I am disappointed that the fit algorithm in scipy fails to produce the same shape... I wonder how they are doing the fit, if R or some manual code, of different precision. The use of chi square points to some ad-hoc code; after all, the point of the Weibull distribution is that it has an exact and very simple cdf,
8e58af82dac320c43145af6825b9e27f5aaf5206
, and then it is very easy to calculate matchings even by hand. On the other hand, that could mean that they have found some analytic result and misinterpreted it as a probabilistic parameter.

The paper was not designed, I think, to give exact proportions, but to convey the message that even if you claim that yukawas are random, your theory should tell what the random distribution is, and statistical test for the likeliness of "living in this vacuum" can incorporate the information of the actual values of the yukawa couplings. And indeed is a good counter against the naive concept of equaling naturalness to likeliness.
 
  • #208
I now suspect that they simply decided apriori that shape should be the same.
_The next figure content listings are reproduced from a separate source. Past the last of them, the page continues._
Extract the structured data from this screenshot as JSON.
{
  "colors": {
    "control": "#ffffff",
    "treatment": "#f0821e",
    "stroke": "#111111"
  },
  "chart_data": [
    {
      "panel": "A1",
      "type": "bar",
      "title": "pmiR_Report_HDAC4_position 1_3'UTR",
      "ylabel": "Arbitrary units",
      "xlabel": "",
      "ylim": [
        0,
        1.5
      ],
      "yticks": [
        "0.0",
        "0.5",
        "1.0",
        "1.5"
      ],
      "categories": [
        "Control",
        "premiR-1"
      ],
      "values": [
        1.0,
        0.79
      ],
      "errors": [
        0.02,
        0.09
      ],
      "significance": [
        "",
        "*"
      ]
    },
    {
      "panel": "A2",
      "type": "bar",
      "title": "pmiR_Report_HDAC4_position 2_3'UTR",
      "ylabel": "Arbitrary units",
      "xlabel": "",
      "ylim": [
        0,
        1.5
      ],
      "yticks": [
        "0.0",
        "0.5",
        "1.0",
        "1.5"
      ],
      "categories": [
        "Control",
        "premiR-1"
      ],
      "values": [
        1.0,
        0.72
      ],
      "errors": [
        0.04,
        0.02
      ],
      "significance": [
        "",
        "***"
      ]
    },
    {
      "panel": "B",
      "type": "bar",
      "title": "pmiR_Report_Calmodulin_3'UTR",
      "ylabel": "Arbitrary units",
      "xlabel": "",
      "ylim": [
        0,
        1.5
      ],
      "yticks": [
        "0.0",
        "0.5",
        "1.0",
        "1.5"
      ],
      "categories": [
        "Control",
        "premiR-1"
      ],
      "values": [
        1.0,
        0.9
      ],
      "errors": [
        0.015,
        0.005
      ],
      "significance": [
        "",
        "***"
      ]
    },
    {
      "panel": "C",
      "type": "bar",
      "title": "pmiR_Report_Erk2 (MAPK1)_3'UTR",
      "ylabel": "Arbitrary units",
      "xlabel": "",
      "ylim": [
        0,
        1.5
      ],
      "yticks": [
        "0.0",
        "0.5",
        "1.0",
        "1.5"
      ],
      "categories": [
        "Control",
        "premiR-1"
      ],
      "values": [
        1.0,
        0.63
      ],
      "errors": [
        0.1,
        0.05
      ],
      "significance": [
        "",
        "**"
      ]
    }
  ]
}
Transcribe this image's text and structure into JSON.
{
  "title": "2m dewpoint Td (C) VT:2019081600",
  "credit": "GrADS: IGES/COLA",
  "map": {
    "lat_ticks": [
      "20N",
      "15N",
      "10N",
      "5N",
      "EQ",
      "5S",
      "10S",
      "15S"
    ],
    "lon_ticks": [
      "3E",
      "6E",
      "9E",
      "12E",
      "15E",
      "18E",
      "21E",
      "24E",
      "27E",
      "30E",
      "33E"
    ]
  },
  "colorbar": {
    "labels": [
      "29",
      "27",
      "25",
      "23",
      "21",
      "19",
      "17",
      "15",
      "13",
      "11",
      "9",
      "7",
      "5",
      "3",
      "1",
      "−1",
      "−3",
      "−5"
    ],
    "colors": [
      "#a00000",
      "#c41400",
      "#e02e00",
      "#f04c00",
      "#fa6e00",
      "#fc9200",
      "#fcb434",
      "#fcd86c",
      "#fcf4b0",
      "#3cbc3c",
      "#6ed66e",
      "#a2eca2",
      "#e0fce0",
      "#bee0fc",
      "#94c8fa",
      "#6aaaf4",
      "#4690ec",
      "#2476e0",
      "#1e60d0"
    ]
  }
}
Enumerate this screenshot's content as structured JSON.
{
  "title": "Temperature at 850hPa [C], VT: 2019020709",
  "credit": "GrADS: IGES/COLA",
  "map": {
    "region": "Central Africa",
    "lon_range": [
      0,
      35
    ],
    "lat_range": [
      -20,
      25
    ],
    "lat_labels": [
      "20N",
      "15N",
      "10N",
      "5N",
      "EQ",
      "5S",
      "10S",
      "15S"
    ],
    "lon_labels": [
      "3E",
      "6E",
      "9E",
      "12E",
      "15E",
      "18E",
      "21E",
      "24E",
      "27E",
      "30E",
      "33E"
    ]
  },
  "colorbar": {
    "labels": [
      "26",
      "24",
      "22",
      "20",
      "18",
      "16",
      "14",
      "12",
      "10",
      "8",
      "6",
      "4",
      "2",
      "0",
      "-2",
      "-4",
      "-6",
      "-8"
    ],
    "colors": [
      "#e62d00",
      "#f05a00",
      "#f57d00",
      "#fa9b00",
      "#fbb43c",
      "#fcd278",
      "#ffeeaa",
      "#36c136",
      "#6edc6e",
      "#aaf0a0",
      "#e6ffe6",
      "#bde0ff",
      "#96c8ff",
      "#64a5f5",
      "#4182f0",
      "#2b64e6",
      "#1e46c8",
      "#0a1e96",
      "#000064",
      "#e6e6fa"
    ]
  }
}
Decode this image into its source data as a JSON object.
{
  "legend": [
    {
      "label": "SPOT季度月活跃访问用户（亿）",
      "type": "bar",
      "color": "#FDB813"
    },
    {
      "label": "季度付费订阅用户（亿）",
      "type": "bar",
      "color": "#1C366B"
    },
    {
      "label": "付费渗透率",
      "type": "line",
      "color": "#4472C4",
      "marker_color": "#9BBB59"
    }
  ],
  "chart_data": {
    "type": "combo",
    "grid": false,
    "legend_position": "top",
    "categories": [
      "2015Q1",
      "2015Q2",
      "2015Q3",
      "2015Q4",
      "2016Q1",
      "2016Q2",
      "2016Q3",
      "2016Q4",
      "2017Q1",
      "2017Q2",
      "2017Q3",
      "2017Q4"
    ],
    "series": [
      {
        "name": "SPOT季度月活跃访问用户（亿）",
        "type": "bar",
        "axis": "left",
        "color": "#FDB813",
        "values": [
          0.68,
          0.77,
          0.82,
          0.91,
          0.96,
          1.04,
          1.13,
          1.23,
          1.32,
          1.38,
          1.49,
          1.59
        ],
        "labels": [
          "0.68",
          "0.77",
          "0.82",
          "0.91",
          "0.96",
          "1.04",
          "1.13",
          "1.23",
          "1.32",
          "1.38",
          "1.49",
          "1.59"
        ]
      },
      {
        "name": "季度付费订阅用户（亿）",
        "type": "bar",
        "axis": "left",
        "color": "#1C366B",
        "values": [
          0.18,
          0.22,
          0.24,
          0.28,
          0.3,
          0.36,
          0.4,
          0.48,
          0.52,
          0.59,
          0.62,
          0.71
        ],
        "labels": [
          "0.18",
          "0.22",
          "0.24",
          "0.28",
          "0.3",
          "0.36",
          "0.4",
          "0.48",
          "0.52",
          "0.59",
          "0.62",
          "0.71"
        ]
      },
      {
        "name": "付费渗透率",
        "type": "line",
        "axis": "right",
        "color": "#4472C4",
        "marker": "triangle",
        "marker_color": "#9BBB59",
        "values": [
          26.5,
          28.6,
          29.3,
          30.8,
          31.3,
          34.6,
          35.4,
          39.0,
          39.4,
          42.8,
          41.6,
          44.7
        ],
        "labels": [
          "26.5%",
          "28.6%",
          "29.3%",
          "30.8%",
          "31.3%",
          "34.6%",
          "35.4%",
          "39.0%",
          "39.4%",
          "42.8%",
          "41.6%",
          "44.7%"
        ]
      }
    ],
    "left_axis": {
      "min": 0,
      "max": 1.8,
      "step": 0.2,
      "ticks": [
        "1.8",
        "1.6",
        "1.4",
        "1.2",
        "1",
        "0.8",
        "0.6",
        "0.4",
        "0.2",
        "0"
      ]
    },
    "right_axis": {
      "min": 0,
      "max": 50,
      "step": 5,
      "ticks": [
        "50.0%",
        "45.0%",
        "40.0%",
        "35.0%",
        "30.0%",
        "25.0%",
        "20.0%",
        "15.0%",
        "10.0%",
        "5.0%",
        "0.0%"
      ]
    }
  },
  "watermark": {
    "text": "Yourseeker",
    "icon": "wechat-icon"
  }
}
In the introduction to part 3, they say "Once dynamics introduces a new scale... it will fix l, while k is unchanged"; and in 3.2 they say colored and colorless particles fit this paradigm. So I think they just did some kind of joint fit, deliberately assuming (or aiming for) a common k value.
 
  • #209
mitchell porter said:
I now suspect that they simply decided apriori that shape should be the same. In the introduction to part 3, they say "Once dynamics introduces a new scale... it will fix l, while k is unchanged"; and in 3.2 they say colored and colorless particles fit this paradigm. So I think they just did some kind of joint fit, deliberately assuming (or aiming for) a common k value.

That was my suspicion too, as I can at leat get the same k if I do the fit with quarks... but then it is very puzzling that they claim chi^2=1 for leptons in 3.6. Again, I have no idea how do they calculate the chi coefficient.
 
  • #210
A remark: for the Anderson-Darling test statistics, the fit fixing k=0.269 seems to have better p-value in lepton sector that the direct fit from scipy.
Code:
>>> import scipy.stats as s
>>> data=[0.511,106,1777]
>>> fit=(0.37366611506161873, 0, 229.48782534013557)
>>> from skgof import ks_test, cvm_test, ad_test
>>> w=s.weibull_min(*fit)
>>> ad_test(data,w)
GofResult(statistic=0.25987976933243573, pvalue=0.9716940635456661)
>>> fit=(0.26861598701150763, 0, 163.62855309410182)
>>> w=s.weibull_min(*fit)
>>> ad_test(data,w)
GofResult(statistic=0.22716618686611634, pvalue=0.9893423546344761)
So the question of how has the coincidence happened depends on knowing how they are optimizing the parameters.